I’ve been out hiking in the Lakes literally hundreds of weekend now. The first time I headed up there without the whole family was to do a Wainwright and start ‘The Wainwrights’.

I took my willing son Jack with me and we summitted Wansfell (Baystones). We camped a couple of nights and did some canoeing on the lake. It was awesome!

Having completed the 214 Wainwright fells of Lakeland I’m now a mountain Leader teaching navigation and taking people out of their comfort zone, wild camping on an expedition in the same mountains. This too is awesome.
Wainwright’s Challenge – The Pictorial Guide
Alfred Wainwright created us a challenge back in 1952 when he started writing the 7 books that make up The Pictorial Guide To The Lakeland Fells. When the first book was published in 1955 it was a success and readers couldn’t wait for the next book. The final ‘Western Fells’ book 7 wasn’t published until 11 years later in 1966! Of course, I got mine in a box set, all together over 50 years later. I also ‘did’ the Wainwrights in a fraction of the time it took AW.

There are only a thousand or so people registered as having done the Wainwrights on the Long Distance Walking Association register and about the same on the other register of the Wainwrights Society, but belonging to such clubs is not everyone’s cup of tea. In fact, I’m a member of one of them and still haven’t registered my achievement. I’m sure there are many who haven’t.

What’s more important I believe than ticking boxes and completing lists, is the enjoyment one gets from summitting even a little hill never mind Scafell Pike, Great Gable or Blencathra.

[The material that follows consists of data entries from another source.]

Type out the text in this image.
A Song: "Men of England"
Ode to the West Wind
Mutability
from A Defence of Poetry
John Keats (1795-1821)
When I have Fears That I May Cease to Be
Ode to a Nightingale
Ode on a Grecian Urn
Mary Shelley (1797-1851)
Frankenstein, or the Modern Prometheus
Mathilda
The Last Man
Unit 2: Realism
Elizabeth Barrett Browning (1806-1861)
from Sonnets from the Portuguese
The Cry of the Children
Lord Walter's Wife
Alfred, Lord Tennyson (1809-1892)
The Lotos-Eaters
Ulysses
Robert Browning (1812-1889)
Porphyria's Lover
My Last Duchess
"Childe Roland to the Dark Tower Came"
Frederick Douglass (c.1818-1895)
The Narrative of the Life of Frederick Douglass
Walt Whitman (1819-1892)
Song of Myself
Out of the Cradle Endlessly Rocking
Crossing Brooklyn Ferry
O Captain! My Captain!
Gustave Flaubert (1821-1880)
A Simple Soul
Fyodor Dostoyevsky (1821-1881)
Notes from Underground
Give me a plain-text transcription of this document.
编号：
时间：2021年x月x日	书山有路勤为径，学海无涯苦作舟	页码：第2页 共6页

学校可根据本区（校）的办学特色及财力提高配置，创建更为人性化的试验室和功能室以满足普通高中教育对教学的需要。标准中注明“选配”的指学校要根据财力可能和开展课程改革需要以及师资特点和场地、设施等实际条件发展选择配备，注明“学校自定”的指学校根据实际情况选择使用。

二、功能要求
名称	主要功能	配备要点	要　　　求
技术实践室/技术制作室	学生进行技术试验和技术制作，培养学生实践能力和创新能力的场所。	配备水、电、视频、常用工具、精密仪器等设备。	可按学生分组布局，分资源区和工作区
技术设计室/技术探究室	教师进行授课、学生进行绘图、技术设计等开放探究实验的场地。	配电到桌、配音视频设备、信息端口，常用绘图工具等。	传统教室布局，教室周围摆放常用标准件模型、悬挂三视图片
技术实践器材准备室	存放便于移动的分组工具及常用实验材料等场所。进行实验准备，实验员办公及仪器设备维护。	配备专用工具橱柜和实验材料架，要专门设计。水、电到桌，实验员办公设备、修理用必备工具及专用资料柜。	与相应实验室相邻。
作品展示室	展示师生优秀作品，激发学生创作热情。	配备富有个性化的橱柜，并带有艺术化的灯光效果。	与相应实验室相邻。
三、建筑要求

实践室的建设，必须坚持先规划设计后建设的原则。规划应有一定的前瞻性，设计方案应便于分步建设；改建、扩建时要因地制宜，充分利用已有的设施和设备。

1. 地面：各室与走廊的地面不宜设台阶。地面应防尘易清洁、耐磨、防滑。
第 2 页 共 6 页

Not only that but without knowing it most walkers, runners and mountaineers who scale these beasts, these beauties, find a freedom that they don’t have Monday to Friday. In fact, when the repressed Victorian folk started protesting over a century ago to gain freedom on the high ground to wander, they would start a ball rolling which would become the formation of the National Parks in the early 1950’s and a need for a much better, happier guide to Lakeland with the free spirit of those very people.

Many Lakeland guides proceeded AW’s masterpiece but this visionary, this obsessed accountant from Blackburn would produce something that could never be outdone.

It’s not the Guide’s perfection that I propose we celebrate. Wainwright’s Guide is not important to us just because it’s a piece of art, it doesn’t simply matter in our world because of it’s fine detail, it’s wit or the soul that is encased in it’s bindings. Wainwright’s Pictorial Guide to the Lakeland Fells should be celebrated for the joy that it brings it’s readers and those that take up the challenge. Alfred Wainwright’s work should be rejoiced for the freedom that’s created, the stress it relieves, the friendships it forms.
For years the 17th of January (Wainwright’s birthday) and the 20th (Wainwright’s ‘anniversary’) have come and gone with a post on social. I think this is a shame.

I suggest we celebrate Wainwright Weekend every year how AW and his protesting freedom fighters before him would have liked us to, wandering the fells unrestrained.

Wainwright Weekend 2019
On the 20th of January this year, after a wild camp the night before under a tarp at Innominate Tarn in freezing temperatures, I took 8 now friends from the Honister Slate Mine on the Hause up to the tarn and onto Haystacks, AW’s favourite Wainwright. We followed the route his ashes were taken by his wife Betty in 1991 via Dubs Bothy, Green Crag and Black Beck.

There was snow on the ground and the temperatures fresh but there was no sign of wind and the heavens stayed dry; the small group had varying ages and nationality but we were united in our purpose. Having a quiet moment at Innominate Tarn where AW’s ashes were scattered we were joined by a group ascending the fell to sing songs in Wainwright’s memory, it was surprising and emotional.

We summitted Wainwright’s favourite of the Lakeland Fells, Haystacks, of which he said, ‘This is in fact the best fell-top of all – a place of great charm and fairyland attractiveness.’
There was laughter and tears, excitement, adventure and love on the fells that day but then this is often the case. I neglected to perform a speech at the Tarn, read passages from the book and crack open a bottle of bubbly to raise a glass but…
I can’t wait for next year when the group may be 9 or 14 or 214! Even if the group is 1 it will be worth it.
I’ll finish with a quote from the good man himself, topical today as it seemed to be in Wainwright’s life back then (although to me he may well have been talking of any of the fells)…

‘For a man trying to get a persistent worry out of his mind, the top of Haystacks is a wonderful cure.’